President Mohamed Muizzu issued an indirect critique of the country’s leading hoteliers on Thursday, accusing some business figures of prioritising political interests over public welfare. In a post on X, formerly known as Twitter, he suggested that leaders “who do not want any good to come to the people” would become “very clear in the future.”

Without naming specific individuals or businesses, President Muizzu emphasised his administration’s commitment to “fairness and prosperity for all Maldivians,” asserting, “This government will continue to be on the side of the people and bring prosperity to all people fairly.”

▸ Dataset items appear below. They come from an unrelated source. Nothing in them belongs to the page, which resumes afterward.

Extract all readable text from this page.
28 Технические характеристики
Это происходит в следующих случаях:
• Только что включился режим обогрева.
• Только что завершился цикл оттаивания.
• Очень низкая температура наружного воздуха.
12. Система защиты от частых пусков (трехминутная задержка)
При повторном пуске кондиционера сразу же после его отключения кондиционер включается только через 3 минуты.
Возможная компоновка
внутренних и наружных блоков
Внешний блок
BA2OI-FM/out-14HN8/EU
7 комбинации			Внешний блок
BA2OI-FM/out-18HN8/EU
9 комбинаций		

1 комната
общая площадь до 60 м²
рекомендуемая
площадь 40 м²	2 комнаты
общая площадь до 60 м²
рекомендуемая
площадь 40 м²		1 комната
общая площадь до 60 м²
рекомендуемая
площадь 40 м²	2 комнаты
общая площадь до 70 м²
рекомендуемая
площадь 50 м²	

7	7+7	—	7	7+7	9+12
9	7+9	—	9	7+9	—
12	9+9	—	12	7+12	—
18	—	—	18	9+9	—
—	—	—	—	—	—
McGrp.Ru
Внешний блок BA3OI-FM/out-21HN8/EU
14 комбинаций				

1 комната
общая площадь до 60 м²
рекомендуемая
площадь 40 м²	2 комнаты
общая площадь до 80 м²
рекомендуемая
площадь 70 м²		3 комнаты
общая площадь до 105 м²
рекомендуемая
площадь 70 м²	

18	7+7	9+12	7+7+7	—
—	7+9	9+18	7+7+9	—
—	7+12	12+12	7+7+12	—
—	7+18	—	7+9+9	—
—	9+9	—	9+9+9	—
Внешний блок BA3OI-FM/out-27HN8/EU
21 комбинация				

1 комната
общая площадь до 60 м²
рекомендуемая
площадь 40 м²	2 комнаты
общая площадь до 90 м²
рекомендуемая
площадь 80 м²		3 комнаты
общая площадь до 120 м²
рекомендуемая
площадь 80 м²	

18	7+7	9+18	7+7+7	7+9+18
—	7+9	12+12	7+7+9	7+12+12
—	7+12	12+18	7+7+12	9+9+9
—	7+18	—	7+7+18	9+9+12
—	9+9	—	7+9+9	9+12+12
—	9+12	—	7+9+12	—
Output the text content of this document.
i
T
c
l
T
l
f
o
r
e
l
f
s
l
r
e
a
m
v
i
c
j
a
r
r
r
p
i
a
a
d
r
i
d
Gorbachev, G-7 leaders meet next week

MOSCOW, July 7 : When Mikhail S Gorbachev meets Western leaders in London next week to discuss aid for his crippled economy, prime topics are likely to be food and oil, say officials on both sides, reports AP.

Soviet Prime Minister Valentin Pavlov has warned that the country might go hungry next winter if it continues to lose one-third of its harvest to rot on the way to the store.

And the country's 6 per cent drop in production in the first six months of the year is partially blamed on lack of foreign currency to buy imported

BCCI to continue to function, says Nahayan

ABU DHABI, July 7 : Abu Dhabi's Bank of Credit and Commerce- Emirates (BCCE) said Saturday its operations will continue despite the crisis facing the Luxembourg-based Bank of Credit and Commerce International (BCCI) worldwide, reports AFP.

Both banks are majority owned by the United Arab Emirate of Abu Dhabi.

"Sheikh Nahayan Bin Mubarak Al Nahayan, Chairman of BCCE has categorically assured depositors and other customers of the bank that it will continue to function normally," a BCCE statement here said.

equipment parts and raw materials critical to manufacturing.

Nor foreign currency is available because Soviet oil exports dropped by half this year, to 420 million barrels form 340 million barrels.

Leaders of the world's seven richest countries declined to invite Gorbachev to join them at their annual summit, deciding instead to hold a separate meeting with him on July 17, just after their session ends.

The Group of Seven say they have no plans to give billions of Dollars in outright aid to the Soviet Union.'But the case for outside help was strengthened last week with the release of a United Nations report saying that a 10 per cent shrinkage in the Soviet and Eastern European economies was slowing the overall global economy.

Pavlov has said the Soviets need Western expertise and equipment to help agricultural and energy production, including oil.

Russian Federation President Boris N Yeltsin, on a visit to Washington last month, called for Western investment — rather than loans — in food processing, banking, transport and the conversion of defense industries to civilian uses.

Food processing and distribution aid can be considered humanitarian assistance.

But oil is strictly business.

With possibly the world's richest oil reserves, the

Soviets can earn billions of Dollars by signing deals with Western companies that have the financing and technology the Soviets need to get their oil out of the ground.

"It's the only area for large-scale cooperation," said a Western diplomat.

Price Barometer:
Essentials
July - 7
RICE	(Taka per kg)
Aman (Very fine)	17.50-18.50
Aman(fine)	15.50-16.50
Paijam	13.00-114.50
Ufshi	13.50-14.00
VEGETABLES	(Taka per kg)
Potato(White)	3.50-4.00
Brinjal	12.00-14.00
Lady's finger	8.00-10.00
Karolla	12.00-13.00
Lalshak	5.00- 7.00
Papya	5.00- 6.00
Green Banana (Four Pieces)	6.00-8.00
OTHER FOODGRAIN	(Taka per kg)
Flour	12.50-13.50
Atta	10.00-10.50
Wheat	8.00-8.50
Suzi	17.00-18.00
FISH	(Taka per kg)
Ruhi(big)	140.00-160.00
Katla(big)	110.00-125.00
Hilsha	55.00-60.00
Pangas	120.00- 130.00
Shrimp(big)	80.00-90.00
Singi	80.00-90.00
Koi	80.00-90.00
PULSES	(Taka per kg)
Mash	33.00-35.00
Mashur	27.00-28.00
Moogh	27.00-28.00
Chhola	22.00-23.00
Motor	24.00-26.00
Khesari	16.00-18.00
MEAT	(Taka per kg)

The President’s remarks come as tensions escalate over the Maldives Monetary Authority’s (MMA) new foreign exchange regulation, which many resort leaders argue is anything but fair. The rule, implemented on 1 October, requires “A” category resorts to exchange at least USD 500 per guest into Maldivian Rufiyaa (MVR). Intended to channel foreign currency into Maldivian banks, the rule has drawn significant opposition from more than 50 resorts that have formally protested the mandate.

Prominent industry figures, such as Mohamed Moosa of Crown & Champa Resorts and M.U. Manik of Universal Group, describe the policy as “unfeasible” and “arbitrary.” They argue that the regulation imposes an excessive burden on resorts, which depend on USD revenue to meet essential expenses, including supplier payments, payroll, and government taxes.

In a letter of protest, Mohamed Khaleel, top advisor to President Muizzu on tourism development, cautioned that the rule could destabilise businesses in the sector. Despite this, the President’s comments suggest that the government remains committed to enforcing the policy, portraying it as a measure to ensure equitable economic benefits.

The ongoing dispute has raised questions within the industry about the true fairness of the regulation, which critics say overlooks the financial realities of resort operations.